Books change lives in Greece’s refugee camps
ECHO is a mobile library based in Athens, Greece. Founded in the summer of 2016, its mission is to provide people seeking asylum with books, learning resources and a shared community space whilst they live in the camps.
Since 2017 we’ve sent over 2,000 books, including 326 books in 2020, to support ECHO with their mission and help reach those who need books more than ever.
We spoke to one of the coordinators of ECHO, Becka, about the library, the people who use it and the ways it impacts the many lives it reaches.
“The educational services within the camps are extremely limited, the WiFi is patchy or non-existent and these camps are not safe places. There is no neutral community space, nowhere you can just relax that’s warm and comfortable, like a library. If we wanted to set up permanent library spaces it would be extremely challenging, so we bring in our lending library service once a week. Even though it’s just once a week and it’s an outside space, which isn’t ideal, we have a rug for children and we have spaces for adults so people come to us to relax and learn.
People come to us to relax and learn.
There’s very little to look forward to in these camps, and one of the very few things you can actually do is sit and read a book, either for study or for the sake of exploring a different world.
With the pandemic affecting our access to the camps, it’s clear that people notice when we’re not there. Covid-19 has exacerbated a situation which was already very bad.
One of the very few things you can actually do is sit and read a book.
Getting the desired books for the camps is a constant source of stress. Thanks to Book Aid International, English books are fortunately one of our less stressful things. These are one of our most used resources because they support people who are learning English. Greek is a very challenging language, and not everyone living in the camps will settle in Greece for life.
There is no effective long-term integration programme or much holistic support for refugees. Most people imagine Greece as a sort of stopping off point; so learning English can be a useful tool for the future. It’s part of building up self-reliance and self-confidence to be able to support yourself in a new life in Europe.

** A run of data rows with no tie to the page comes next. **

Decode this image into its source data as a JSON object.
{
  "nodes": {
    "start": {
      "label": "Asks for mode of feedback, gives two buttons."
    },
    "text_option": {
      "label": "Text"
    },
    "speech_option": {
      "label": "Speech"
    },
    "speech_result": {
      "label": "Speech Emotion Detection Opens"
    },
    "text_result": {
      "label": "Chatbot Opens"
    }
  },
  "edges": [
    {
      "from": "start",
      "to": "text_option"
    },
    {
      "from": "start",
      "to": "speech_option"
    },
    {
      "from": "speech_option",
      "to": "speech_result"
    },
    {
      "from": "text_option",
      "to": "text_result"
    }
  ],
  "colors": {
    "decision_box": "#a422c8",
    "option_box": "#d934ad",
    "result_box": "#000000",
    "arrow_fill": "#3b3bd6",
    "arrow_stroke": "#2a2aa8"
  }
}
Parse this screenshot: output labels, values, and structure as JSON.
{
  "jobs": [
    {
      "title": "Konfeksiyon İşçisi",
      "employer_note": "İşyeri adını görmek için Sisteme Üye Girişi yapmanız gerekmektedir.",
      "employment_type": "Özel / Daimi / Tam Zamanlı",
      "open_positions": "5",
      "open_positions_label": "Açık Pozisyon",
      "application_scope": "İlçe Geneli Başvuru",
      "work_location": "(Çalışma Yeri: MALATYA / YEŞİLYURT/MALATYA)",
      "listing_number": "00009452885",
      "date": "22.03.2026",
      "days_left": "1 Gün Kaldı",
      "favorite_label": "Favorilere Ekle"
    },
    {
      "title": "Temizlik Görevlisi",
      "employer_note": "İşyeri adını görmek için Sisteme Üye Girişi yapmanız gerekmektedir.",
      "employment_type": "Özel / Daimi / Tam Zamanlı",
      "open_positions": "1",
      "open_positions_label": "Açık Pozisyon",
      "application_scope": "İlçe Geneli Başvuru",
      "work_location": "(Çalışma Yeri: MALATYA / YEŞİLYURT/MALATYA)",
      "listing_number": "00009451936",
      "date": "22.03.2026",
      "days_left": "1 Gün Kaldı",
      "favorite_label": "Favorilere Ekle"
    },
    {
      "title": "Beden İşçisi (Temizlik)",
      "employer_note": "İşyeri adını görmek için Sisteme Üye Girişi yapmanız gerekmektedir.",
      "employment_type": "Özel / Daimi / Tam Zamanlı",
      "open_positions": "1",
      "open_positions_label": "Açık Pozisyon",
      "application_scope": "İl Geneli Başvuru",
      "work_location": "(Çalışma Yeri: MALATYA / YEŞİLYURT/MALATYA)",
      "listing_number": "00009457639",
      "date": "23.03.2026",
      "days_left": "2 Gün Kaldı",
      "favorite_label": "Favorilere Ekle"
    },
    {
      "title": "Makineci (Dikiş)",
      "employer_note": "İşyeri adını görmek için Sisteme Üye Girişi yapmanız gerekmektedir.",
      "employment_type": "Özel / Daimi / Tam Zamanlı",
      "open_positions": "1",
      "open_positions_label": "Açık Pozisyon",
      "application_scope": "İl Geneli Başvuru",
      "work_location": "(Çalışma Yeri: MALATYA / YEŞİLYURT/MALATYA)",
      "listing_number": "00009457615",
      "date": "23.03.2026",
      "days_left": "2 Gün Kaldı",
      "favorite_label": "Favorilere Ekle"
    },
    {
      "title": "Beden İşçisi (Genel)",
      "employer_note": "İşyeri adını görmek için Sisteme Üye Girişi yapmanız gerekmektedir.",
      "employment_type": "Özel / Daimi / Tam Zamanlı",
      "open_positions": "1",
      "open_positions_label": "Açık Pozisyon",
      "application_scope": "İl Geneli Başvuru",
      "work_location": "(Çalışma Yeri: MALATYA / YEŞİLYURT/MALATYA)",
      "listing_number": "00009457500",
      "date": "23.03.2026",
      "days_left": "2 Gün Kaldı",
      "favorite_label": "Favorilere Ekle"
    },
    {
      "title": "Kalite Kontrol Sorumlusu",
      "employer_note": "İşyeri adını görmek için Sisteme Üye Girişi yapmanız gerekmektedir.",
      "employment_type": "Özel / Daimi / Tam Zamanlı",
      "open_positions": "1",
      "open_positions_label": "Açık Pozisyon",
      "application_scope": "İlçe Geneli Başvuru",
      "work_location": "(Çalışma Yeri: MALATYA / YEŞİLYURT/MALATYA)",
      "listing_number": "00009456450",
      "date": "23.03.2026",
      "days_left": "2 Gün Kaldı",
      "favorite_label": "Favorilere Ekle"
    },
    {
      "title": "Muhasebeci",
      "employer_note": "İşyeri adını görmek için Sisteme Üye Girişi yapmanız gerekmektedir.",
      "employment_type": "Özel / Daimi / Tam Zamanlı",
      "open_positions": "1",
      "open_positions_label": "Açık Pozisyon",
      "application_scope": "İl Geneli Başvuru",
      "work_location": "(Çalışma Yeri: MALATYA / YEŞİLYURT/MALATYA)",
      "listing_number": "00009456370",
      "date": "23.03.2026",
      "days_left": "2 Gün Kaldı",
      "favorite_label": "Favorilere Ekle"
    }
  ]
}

Without access to books that becomes really difficult.
Without access to books that becomes really difficult.
For many people, like young mothers, grappling with the alphabet and being able to start to have basic conversations in English can be extremely empowering. It’s almost like repairing that sense of ‘I am capable, even in really terrible situations, of taking control of my own learning to benefit me and my children for the future’.
It’s quite powerful to see, and more importantly, the library can provide people with resources that they need in a form that they can use.
Without Book Aid International, our English section wouldn’t look nearly so nice. Some of the books we get can be dog-eared and a bit inconsistent; people like new books… who doesn’t!? It makes a difference seeing something that is not battered and torn. It’s like, ‘this is for me. Everything else in this camp and this life is old and horrible. But here is a new book that they brought for me to use.’
I think people often say ‘if the library wasn’t there, people would still be living’, and yes, they’d be alive, but they’d be existing. For our library users and friends in the camps, books are invaluable.”
For our library users and friends in the camps, books are invaluable.